Sport and physical activity at the heart of policy making
Sport and physical activity at the heart of policy making, by Dr Richard Medcalf, Director, Institute of Human Sciences.
It is widely accepted that physical activity is central to our health and well-being. What we have seen since the emergence of the COVID-19 global pandemic is a huge change in our personal and collective physical activity habits, with all now taking place either in the home or in social isolation in our local area. At the same time there appears to have been a renewed appreciation for the need for exercise and the benefits that it brings. For many, the direct relationship between our time being physically active and our mental wellbeing has never been clearer.
The social distancing measures imposed during lockdown have changed our exercise habits overnight. Our enjoyment of team sports has been replaced by physical activity with our families; our gyms and leisure centres replaced by both synchronous and virtual activity in the home. For those able to exercise outside of the home there are, of course, a range of options to do so, but for many (including those shielding from the virus) the options are few and reliant on a capability and willingness to engage with online instruction and/or self-motivation without the benefit of peer support or interaction. Although we hope for the current restrictions to be short lived they have the potential to change the leisure landscape for ever. Changing habits will likely have a huge impact on public sector leisure, historically considered non-statutory and thus at significant risk of further cuts if not graced with a renewed set of protections.
Our community sports clubs have been hit hard by social restrictions and the cessation of all grassroots sport. On a national level Sport England have received praise for their response to the virus focussed on the #Stayinworkout campaign. This has been distilled locally by Active Partnerships such as Active Black Country who have been central to regional landscape with some great support for our local sporting infrastructure. There are also further useful resources from both CIMSPA and UKActive which those within the sector will no doubt be utilising. However for the general public the loss of both grassroot and elite (spectator) sport has left a significant hole in the social fabric of what sport means to many.

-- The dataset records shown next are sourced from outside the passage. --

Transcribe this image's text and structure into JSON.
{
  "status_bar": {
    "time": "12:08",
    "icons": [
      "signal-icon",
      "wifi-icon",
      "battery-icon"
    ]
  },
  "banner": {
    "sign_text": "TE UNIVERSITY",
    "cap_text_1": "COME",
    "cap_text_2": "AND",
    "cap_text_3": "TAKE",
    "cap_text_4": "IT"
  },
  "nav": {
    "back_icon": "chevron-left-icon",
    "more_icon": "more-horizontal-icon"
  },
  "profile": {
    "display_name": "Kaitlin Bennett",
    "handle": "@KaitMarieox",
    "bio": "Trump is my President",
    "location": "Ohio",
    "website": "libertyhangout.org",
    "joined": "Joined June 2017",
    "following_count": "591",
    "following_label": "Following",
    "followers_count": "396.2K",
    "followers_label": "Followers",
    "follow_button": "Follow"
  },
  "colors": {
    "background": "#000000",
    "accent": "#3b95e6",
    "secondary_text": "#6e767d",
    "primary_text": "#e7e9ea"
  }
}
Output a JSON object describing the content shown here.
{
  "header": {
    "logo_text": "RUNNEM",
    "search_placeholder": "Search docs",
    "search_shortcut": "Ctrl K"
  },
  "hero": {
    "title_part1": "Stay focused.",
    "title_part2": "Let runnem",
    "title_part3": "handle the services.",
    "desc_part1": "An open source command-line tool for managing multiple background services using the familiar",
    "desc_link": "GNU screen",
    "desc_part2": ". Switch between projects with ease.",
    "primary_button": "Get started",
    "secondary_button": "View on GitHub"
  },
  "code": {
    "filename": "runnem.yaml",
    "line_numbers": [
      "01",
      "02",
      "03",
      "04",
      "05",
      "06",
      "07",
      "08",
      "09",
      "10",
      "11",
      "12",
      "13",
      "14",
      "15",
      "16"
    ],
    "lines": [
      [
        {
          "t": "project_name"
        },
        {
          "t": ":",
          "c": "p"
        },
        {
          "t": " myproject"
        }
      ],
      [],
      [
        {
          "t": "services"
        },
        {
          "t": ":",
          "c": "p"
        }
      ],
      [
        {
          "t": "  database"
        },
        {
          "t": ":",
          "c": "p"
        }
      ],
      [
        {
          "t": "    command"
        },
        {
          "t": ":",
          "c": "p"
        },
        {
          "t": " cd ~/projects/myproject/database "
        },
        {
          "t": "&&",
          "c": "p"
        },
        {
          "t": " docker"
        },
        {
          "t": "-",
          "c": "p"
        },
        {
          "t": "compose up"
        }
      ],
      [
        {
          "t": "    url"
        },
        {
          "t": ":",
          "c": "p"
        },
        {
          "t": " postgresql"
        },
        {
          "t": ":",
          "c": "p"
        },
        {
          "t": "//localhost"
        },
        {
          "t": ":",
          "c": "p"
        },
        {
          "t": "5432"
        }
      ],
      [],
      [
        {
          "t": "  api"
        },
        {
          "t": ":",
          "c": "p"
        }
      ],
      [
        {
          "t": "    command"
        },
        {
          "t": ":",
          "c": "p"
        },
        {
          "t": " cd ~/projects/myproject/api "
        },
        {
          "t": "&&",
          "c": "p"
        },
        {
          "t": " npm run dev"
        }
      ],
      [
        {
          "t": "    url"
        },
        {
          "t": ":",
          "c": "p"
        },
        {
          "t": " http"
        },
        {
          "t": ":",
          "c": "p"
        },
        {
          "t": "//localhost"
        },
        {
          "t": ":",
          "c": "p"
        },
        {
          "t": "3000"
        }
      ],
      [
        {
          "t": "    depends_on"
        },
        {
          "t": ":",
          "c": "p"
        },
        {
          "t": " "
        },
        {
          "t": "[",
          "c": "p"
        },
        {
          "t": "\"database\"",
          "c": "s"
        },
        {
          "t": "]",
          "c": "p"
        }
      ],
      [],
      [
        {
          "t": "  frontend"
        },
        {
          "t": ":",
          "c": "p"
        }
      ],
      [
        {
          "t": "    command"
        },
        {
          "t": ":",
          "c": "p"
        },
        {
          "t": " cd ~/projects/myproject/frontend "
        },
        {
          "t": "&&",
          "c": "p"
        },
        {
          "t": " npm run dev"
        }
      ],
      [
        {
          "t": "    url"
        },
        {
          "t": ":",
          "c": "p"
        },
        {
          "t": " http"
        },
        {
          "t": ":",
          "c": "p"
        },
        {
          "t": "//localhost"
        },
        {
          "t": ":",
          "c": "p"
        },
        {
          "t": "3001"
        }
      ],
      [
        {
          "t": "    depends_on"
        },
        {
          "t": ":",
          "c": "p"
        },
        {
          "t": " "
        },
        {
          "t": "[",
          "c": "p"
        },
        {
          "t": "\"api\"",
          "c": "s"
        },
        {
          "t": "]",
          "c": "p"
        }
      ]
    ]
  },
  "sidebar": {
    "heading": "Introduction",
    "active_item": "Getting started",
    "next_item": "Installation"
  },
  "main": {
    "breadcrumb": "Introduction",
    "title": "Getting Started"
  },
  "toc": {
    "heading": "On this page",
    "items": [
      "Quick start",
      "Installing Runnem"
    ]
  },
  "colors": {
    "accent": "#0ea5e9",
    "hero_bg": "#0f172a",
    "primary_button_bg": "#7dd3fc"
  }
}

As Government policy and public health guidelines evolve over the coming months it is becoming clearer that sport and physical activity will be central to the national response to COVID-19. Indeed it is now one of the first restrictions relaxed by governments, with a more permissive approach to more than one form of exercise per day in many countries. The implicit assumption therein that physical activity is at the heart of our response to the virus and thus the short term policy making agenda. For example we have seen a renewed importance placed upon active transport with a significant and welcome emphasis placed upon walking and cycling, including new statutory guidance on reallocating road space in our towns and cities.
Despite many decades of advocacy, the coronavirus has elevated physical activity and exercise and given a renewed focus to their well-established benefits. Those lobbying for physical activity have long attempted to hard wire it into “bigger ticket” policy agendas such as housing, digital and transport. We should now contend that it has an elevated status in its own right, although it is unclear whether this is a short-term focus or one which will sustain.